Gualtherus Carel Jacob Vosmaer (Oud-Beijerland, August 19, 1854 - Leiden, September 23, 1916 ) was a Dutch zoologist.

== Biography ==
GCJ Vosmaer was born in 1854 in Oud-Beijerland, where his father, the poet and critic Carel Vosmaer was then a clerk at the subdistrict court. He studied in The Hague and subsequently at the University of Leiden, where he obtained his doctorate in 1880 with a thesis on sponges ("Leucandra aspera and the Canal System of Sponges"). In 1882 he became Anton Dohrn's assistant at his zoological station in Naples. In 1889 he returned to the Netherlands and became assistant to Professor Ambrosius Hubrecht in Utrecht.
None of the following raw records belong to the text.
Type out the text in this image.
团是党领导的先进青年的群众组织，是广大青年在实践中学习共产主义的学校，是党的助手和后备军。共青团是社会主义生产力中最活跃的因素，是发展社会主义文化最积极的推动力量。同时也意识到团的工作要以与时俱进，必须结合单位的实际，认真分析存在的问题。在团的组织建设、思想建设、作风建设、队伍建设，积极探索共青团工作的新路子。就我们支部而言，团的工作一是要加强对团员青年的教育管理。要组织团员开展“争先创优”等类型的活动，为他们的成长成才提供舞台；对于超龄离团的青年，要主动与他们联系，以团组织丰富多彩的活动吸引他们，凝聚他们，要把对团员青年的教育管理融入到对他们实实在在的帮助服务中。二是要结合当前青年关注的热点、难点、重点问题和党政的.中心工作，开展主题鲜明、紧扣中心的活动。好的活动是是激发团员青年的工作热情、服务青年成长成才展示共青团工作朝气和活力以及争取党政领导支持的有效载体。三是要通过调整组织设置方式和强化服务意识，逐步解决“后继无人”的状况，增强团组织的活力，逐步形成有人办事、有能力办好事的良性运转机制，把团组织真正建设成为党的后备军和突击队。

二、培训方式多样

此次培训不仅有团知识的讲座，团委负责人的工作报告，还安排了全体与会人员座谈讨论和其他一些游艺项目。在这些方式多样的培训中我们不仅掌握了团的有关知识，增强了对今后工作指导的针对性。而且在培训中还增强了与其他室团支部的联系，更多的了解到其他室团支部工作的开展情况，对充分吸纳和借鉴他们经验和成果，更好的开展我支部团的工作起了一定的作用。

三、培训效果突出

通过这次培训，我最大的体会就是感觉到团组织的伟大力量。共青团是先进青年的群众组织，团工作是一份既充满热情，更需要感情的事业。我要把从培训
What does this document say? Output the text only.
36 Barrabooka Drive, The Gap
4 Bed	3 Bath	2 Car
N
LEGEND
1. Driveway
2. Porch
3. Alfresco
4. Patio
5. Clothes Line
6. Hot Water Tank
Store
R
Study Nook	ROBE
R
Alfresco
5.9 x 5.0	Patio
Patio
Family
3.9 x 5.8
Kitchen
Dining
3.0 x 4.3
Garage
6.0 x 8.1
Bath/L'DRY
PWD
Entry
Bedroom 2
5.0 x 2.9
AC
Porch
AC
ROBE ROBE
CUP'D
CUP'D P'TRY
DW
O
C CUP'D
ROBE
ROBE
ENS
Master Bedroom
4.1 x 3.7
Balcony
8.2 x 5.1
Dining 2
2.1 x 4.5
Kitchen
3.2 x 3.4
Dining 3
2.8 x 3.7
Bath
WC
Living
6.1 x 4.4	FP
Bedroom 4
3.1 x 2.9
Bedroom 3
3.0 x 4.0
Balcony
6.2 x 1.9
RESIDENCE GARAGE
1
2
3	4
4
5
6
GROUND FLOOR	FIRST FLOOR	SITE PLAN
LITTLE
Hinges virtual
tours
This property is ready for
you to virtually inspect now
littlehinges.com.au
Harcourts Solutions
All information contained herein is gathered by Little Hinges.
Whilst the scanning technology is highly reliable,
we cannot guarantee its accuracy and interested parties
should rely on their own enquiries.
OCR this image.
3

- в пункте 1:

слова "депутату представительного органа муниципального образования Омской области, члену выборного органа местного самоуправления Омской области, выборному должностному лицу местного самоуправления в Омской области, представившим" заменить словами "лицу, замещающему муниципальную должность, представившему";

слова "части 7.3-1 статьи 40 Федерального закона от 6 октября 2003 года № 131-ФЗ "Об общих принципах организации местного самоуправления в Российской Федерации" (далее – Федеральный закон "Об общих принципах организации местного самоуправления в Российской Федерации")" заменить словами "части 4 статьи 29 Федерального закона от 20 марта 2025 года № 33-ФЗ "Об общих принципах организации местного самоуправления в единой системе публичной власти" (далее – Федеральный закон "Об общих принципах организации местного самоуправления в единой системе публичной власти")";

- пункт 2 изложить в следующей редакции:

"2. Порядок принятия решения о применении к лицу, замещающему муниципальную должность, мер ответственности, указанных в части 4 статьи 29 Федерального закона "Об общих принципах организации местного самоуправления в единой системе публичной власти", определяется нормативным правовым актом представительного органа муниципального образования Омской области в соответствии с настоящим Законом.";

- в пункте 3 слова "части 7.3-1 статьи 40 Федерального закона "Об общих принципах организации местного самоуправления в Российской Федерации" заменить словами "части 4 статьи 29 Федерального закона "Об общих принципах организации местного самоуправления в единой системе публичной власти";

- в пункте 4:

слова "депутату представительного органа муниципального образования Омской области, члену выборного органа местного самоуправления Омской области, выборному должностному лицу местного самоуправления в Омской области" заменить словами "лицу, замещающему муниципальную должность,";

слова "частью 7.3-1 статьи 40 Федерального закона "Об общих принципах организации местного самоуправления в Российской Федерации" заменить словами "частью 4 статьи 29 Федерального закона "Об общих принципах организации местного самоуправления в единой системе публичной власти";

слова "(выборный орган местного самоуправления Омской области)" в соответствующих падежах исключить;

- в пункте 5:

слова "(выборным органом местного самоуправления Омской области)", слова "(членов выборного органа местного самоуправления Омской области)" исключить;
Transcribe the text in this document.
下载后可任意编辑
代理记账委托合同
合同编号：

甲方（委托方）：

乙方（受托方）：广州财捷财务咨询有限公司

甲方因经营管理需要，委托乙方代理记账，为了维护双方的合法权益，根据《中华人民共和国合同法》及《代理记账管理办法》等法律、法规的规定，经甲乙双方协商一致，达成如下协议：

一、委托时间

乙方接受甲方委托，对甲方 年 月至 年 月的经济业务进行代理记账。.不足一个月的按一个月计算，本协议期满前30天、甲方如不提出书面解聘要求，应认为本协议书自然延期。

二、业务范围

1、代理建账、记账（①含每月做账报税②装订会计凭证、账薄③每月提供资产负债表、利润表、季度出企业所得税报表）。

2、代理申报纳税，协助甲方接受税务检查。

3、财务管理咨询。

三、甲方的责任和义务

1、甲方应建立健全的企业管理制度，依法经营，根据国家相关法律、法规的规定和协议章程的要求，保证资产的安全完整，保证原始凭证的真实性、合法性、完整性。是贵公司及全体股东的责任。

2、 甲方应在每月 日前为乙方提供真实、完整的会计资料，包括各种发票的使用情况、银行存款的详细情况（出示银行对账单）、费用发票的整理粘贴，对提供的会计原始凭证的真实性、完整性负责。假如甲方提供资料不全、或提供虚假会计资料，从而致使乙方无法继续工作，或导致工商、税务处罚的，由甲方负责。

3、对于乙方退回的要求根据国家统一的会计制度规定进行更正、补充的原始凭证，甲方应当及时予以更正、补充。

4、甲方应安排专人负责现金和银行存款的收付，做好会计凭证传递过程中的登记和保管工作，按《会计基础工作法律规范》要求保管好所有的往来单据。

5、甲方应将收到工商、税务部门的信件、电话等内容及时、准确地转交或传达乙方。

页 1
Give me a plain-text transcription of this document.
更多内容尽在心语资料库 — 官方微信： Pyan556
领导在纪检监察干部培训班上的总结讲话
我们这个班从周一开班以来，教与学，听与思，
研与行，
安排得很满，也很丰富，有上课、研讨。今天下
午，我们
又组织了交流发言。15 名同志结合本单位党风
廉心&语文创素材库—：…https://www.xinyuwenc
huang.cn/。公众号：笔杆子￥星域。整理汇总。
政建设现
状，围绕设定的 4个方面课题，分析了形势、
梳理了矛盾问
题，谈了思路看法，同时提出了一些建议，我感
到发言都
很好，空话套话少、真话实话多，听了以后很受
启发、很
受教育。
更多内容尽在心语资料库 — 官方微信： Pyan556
Later he became a private teacher and lecturer in Utrecht and in 1904 he became professor of zoology in Leiden.

== Work ==
Vosmaer was a specialist in the field of sponges, describing many species. In Naples he examined the sponges in the Bay of Naples.  He also described the sponges collected during the Willem Barents expedition to the North Atlantic and Arctic Ocean in 1880-1881  and during the Siboga expedition of 1899-1900.

The genus Vosmaeropsis Dendy, 1893, is named for him.